In principio fu Twitter, poi venne il tempo di Google+, Instagram, Pinterest e Facebook. Tutti social network che utilizzano gli hashtag per creare connessioni istantanee tra i vari utenti su un determinato topic o argomento.

Quando un utente usa un hashtag per cercare una parola particolare, potrà vedere tutti i post che contengono quella parola. Saperli usare è molto utile, perché i social network stanno diventando il mezzo principale di comunicazione.

L’hashtag, che nasce nel 2007, termine inglese composto dalle parole ash, cancelletto, e tag, etichetta, venne introdotto sulla piattaforma di microblogging Twitter. Passato attraverso vari stadi evolutivi, oggi l’hashtag serve per indicare un argomento o soggetti di interesse e trasforma ogni parola o gruppo di parole in collegamenti ipertestuali e parole chiave. Ciò permette di organizzare i contenuti e monitorare gli argomenti di discussione proprio sulla base di queste parole chiave.

Come usare gli hashtag

Tutti possono creare un hashtag in ogni momento. Come? Semplicemente scrivendo una frase nella forma “#argomento” in un tweet o in un post.

Non mettere alcuno spazio nella frase che vuoi far diventare un hashtag, perché gli hashtag iniziano con “#” e terminano con il primo spazio. Se sei su Twitter, ad esempio, 1uando fai click su “Tweet”, il tuo nuovo tweet apparirà nella lista dei tweet, e l’hashtag che hai creato comparirà in blu. Muovi il mouse su di esso e fai click per essere reindirizzato alla pagina dell’hashtag. Se hai creato un nuovo hashtag, il tuo tweet sarà l’unico nella pagina. Adesso, ogni volta che qualcuno includerà il tuo hashtag in un tweet, sarà aggiunto a questa pagina.

Dove utilizzarli?

Dopo Twitter, anche gli altri social network hanno incluso questa modalità, comprendendone la validità. L’ultimo in ordine di tempo è Facebook, che ha provveduto ad integrarli tra le funzioni della propria piattaforma di recente.
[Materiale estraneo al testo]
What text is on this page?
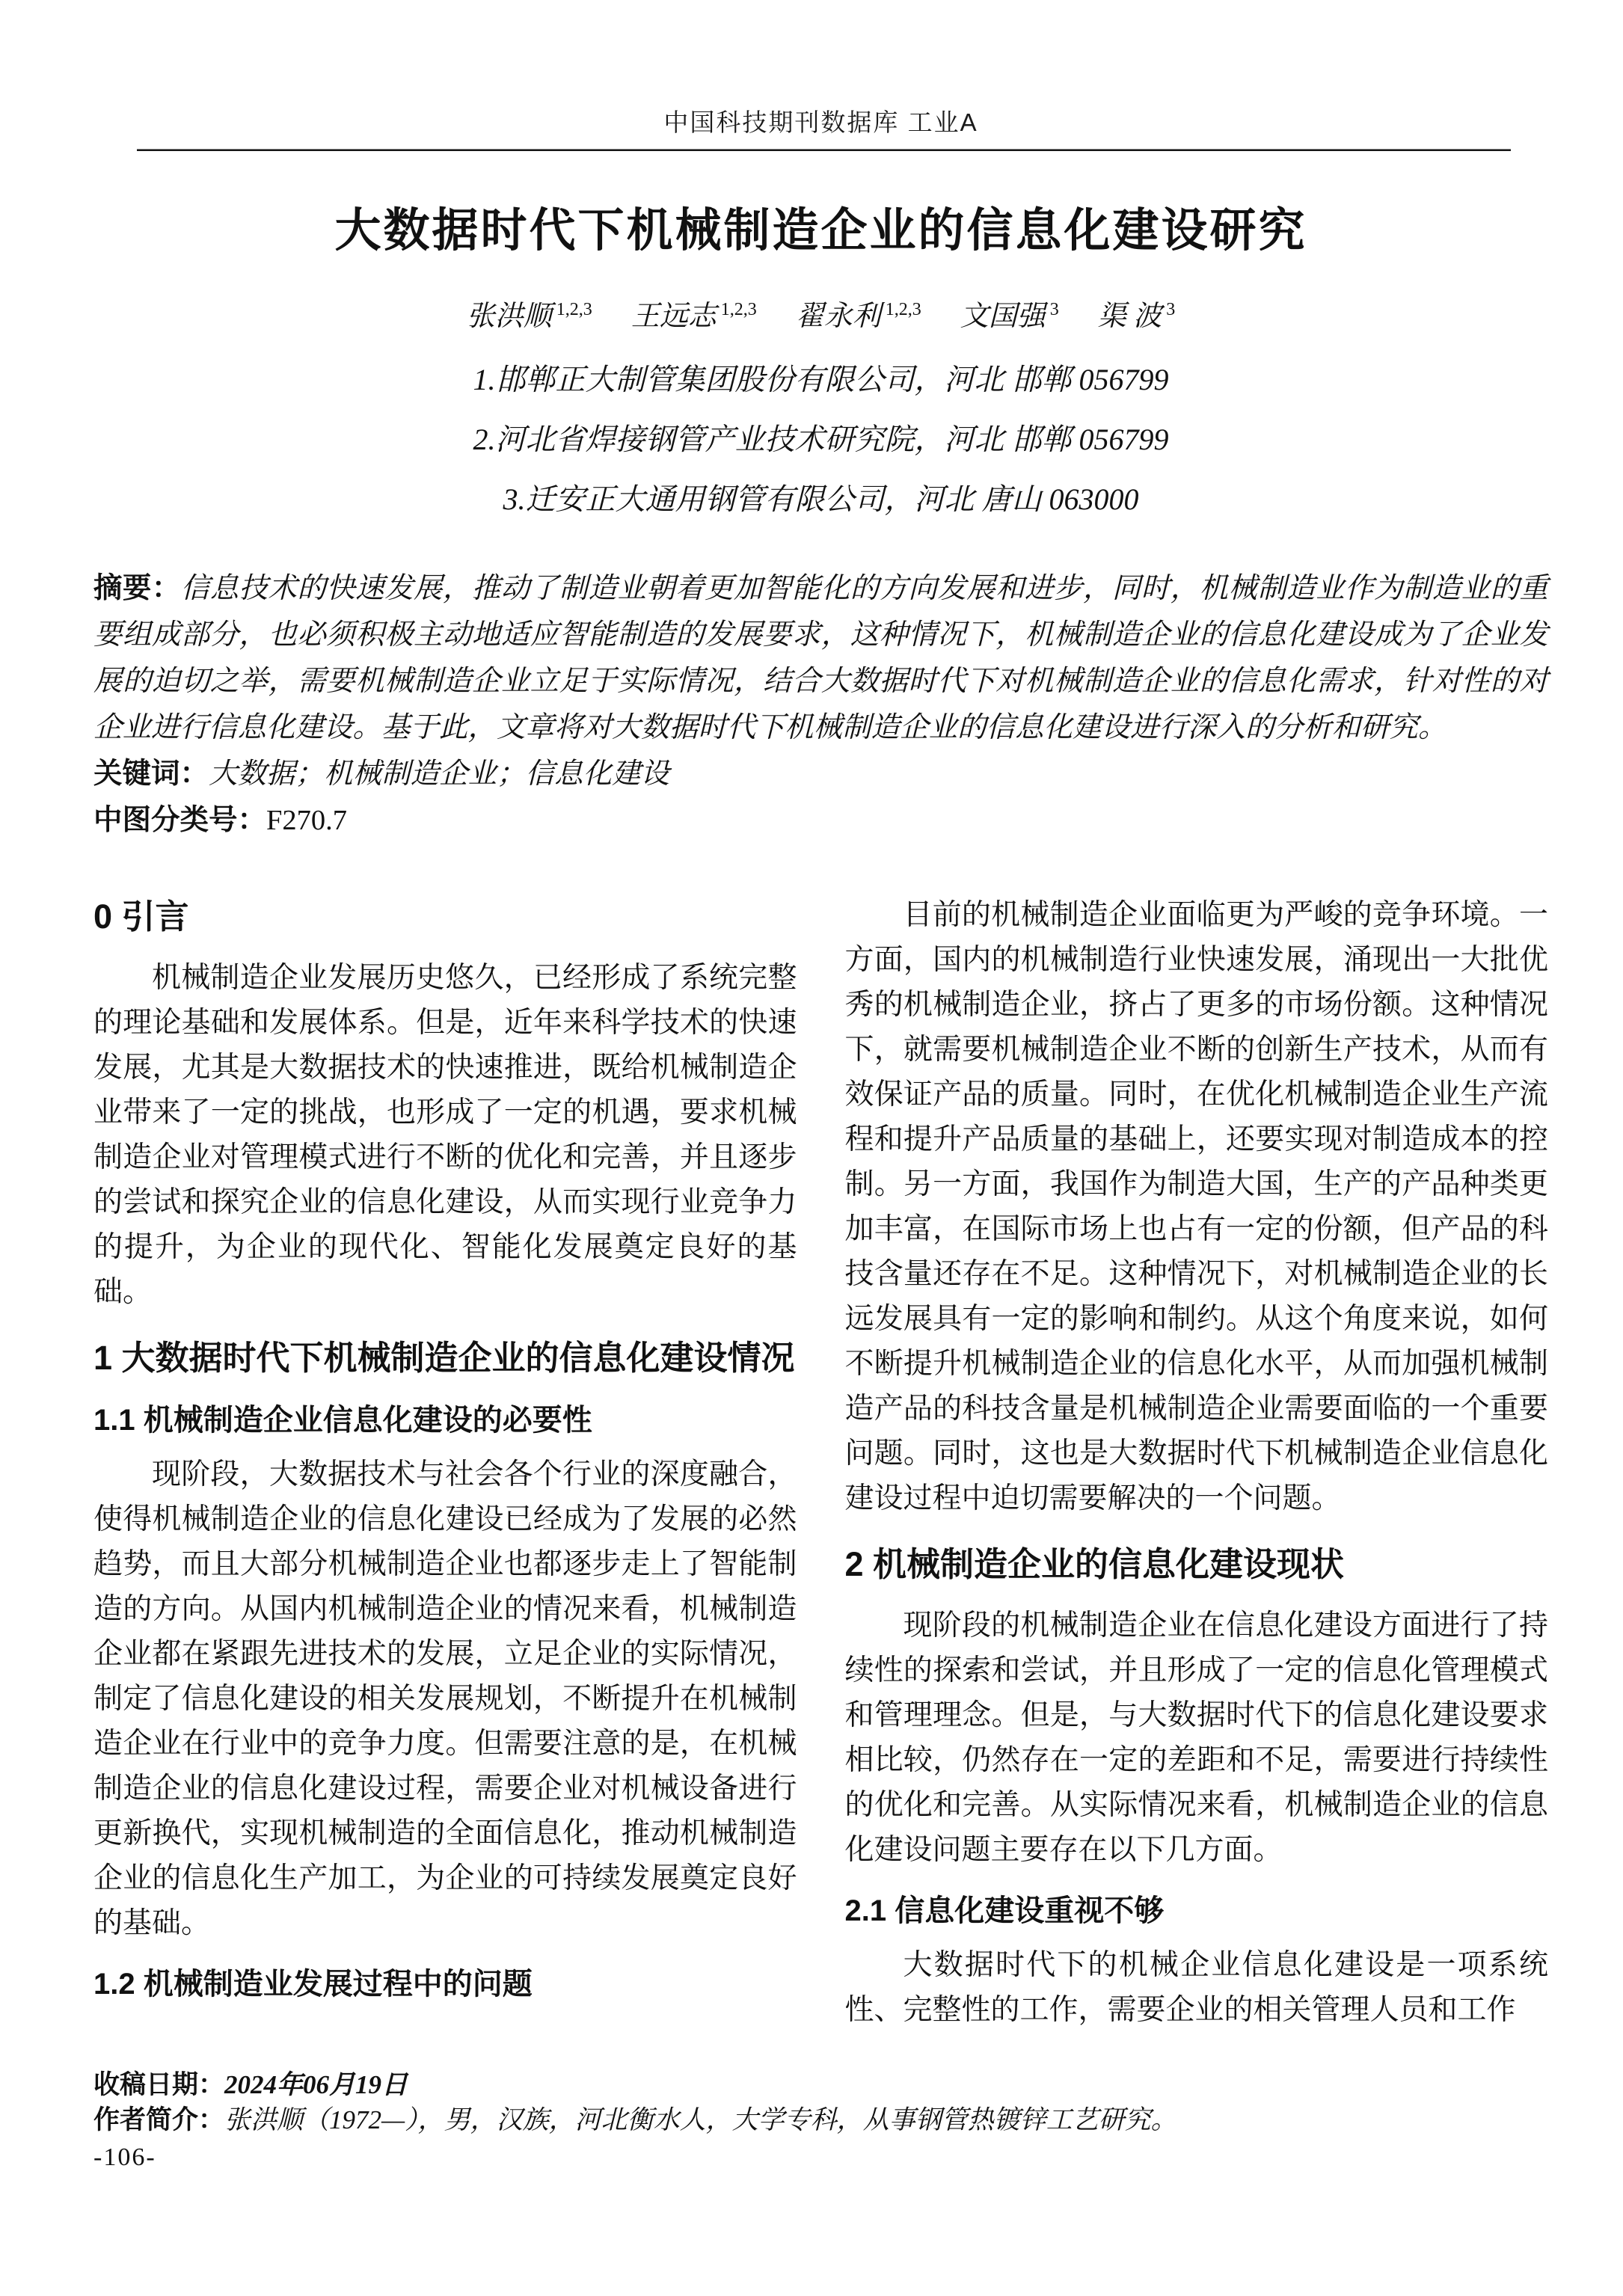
中国科技期刊数据库 工业A
大数据时代下机械制造企业的信息化建设研究
张洪顺 $^{1,2,3}$ 王远志 $^{1,2,3}$ 翟永利 $^{1,2,3}$ 文国强 $^3$ 渠 波 $^3$
1.邯郸正大制管集团股份有限公司，河北 邯郸 056799
2.河北省焊接钢管产业技术研究院，河北 邯郸 056799
3.迁安正大通用钢管有限公司，河北 唐山 063000

摘要：信息技术的快速发展，推动了制造业朝着更加智能化的方向发展和进步，同时，机械制造业作为制造业的重要组成部分，也必须积极主动地适应智能制造的发展要求，这种情况下，机械制造企业的信息化建设成为了企业发展的迫切之举，需要机械制造企业立足于实际情况，结合大数据时代下对机械制造企业的信息化需求，针对性的对企业进行信息化建设。基于此，文章将对大数据时代下机械制造企业的信息化建设进行深入的分析和研究。

关键词：大数据；机械制造企业；信息化建设

中图分类号：F270.7

0 引言
机械制造企业发展历史悠久，已经形成了系统完整的理论基础和发展体系。但是，近年来科学技术的快速发展，尤其是大数据技术的快速推进，既给机械制造企业带来了一定的挑战，也形成了一定的机遇，要求机械制造企业对管理模式进行不断的优化和完善，并且逐步的尝试和探究企业的信息化建设，从而实现行业竞争力的提升，为企业的现代化、智能化发展奠定良好的基础。
1 大数据时代下机械制造企业的信息化建设情况
1.1 机械制造企业信息化建设的必要性
现阶段，大数据技术与社会各个行业的深度融合，使得机械制造企业的信息化建设已经成为了发展的必然趋势，而且大部分机械制造企业也都逐步走上了智能制造的方向。从国内机械制造企业的情况来看，机械制造企业都在紧跟先进技术的发展，立足企业的实际情况，制定了信息化建设的相关发展规划，不断提升在机械制造企业在行业中的竞争力度。但需要注意的是，在机械制造企业的信息化建设过程，需要企业对机械设备进行更新换代，实现机械制造的全面信息化，推动机械制造企业的信息化生产加工，为企业的可持续发展奠定良好的基础。
1.2 机械制造业发展过程中的问题
目前的机械制造企业面临更为严峻的竞争环境。一方面，国内的机械制造行业快速发展，涌现出一大批优秀的机械制造企业，挤占了更多的市场份额。这种情况下，就需要机械制造企业不断的创新生产技术，从而有效保证产品的质量。同时，在优化机械制造企业生产流程和提升产品质量的基础上，还要实现对制造成本的控制。另一方面，我国作为制造大国，生产的产品种类更加丰富，在国际市场上也占有一定的份额，但产品的科技含量还存在不足。这种情况下，对机械制造企业的长远发展具有一定的影响和制约。从这个角度来说，如何不断提升机械制造企业的信息化水平，从而加强机械制造产品的科技含量是机械制造企业需要面临的一个重要问题。同时，这也是大数据时代下机械制造企业信息化建设过程中迫切需要解决的一个问题。
2 机械制造企业的信息化建设现状
现阶段的机械制造企业在信息化建设方面进行了持续性的探索和尝试，并且形成了一定的信息化管理模式和管理理念。但是，与大数据时代下的信息化建设要求相比较，仍然存在一定的差距和不足，需要进行持续性的优化和完善。从实际情况来看，机械制造企业的信息化建设问题主要存在以下几方面。
2.1 信息化建设重视不够
大数据时代下的机械企业信息化建设是一项系统性、完整性的工作，需要企业的相关管理人员和工作
收稿日期：2024年06月19日
作者简介：张洪顺（1972—），男，汉族，河北衡水人，大学专科，从事钢管热镀锌工艺研究。
-106-
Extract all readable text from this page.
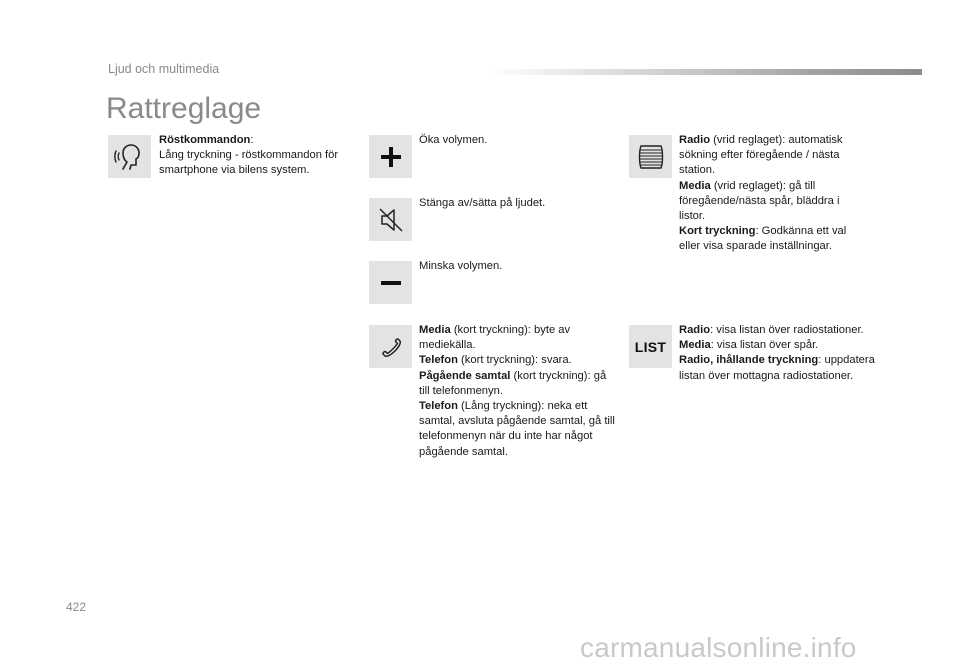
Ljud och multimedia
Rattreglage
Röstkommandon:
Lång tryckning - röstkommandon för smartphone via bilens system.
Öka volymen.
Stänga av/sätta på ljudet.
Minska volymen.
Media (kort tryckning): byte av mediekälla.
Telefon (kort tryckning): svara.
Pågående samtal (kort tryckning): gå till telefonmenyn.
Telefon (Lång tryckning): neka ett samtal, avsluta pågående samtal, gå till telefonmenyn när du inte har något pågående samtal.
Radio (vrid reglaget): automatisk sökning efter föregående / nästa station.
Media (vrid reglaget): gå till föregående/nästa spår, bläddra i listor.
Kort tryckning: Godkänna ett val eller visa sparade inställningar.
LIST
Radio: visa listan över radiostationer.
Media: visa listan över spår.
Radio, ihållande tryckning: uppdatera listan över mottagna radiostationer.
422
carmanualsonline.info
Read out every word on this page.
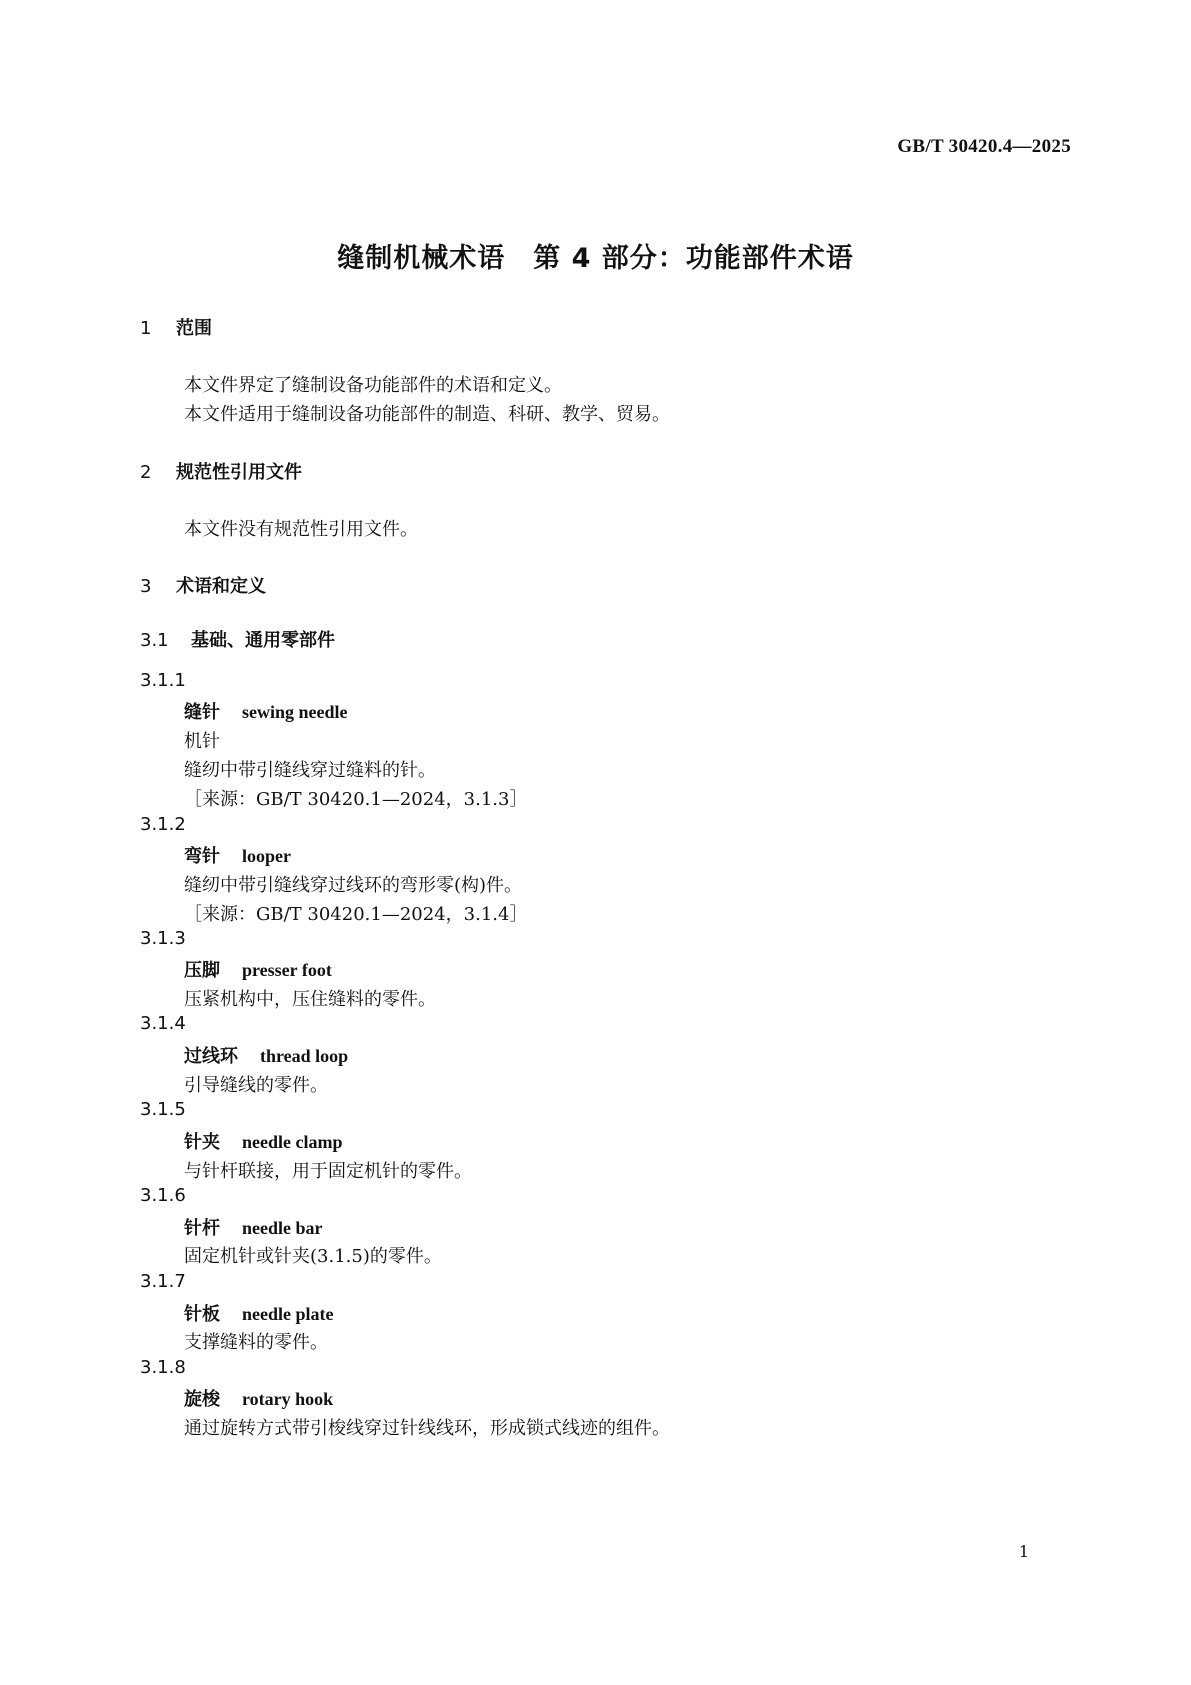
GB/T 30420.4—2025
缝制机械术语　第 4 部分：功能部件术语
1 范围
本文件界定了缝制设备功能部件的术语和定义。
本文件适用于缝制设备功能部件的制造、科研、教学、贸易。
2 规范性引用文件
本文件没有规范性引用文件。
3 术语和定义
3.1 基础、通用零部件
3.1.1
缝针 sewing needle
机针
缝纫中带引缝线穿过缝料的针。
［来源：GB/T 30420.1—2024，3.1.3］
3.1.2
弯针 looper
缝纫中带引缝线穿过线环的弯形零(构)件。
［来源：GB/T 30420.1—2024，3.1.4］
3.1.3
压脚 presser foot
压紧机构中，压住缝料的零件。
3.1.4
过线环 thread loop
引导缝线的零件。
3.1.5
针夹 needle clamp
与针杆联接，用于固定机针的零件。
3.1.6
针杆 needle bar
固定机针或针夹(3.1.5)的零件。
3.1.7
针板 needle plate
支撑缝料的零件。
3.1.8
旋梭 rotary hook
通过旋转方式带引梭线穿过针线线环，形成锁式线迹的组件。
1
Anche se non sono ancora molto utilizzato in Italia, gli hashtag aiutano a tenere traccia degli argomenti di discussione.

A differenza di Facebook, l’hashtag è, invece, una vecchia conoscenza degli utenti Instagram. Sulla piattaforma di condivisione fotografica, le parole chiave aiutano a delimitare l’ambito di interesse della foto (possono indicare, ad esempio, il luogo in cui è stata scattata o il soggetto fotografato), a conoscere nuove persone ed esplorare luoghi sconosciuti. Alcuni hashtag sono stati appositamente creati per i contest fotografici di Instagram.

Su Google+, infine, gli hashtag guidano l’utente alla ricerca dei post relativi all’argomento di suo interesse. Non vengono mostrati solamente i post relativi all’hashtag utilizzato, ma anche termini affini.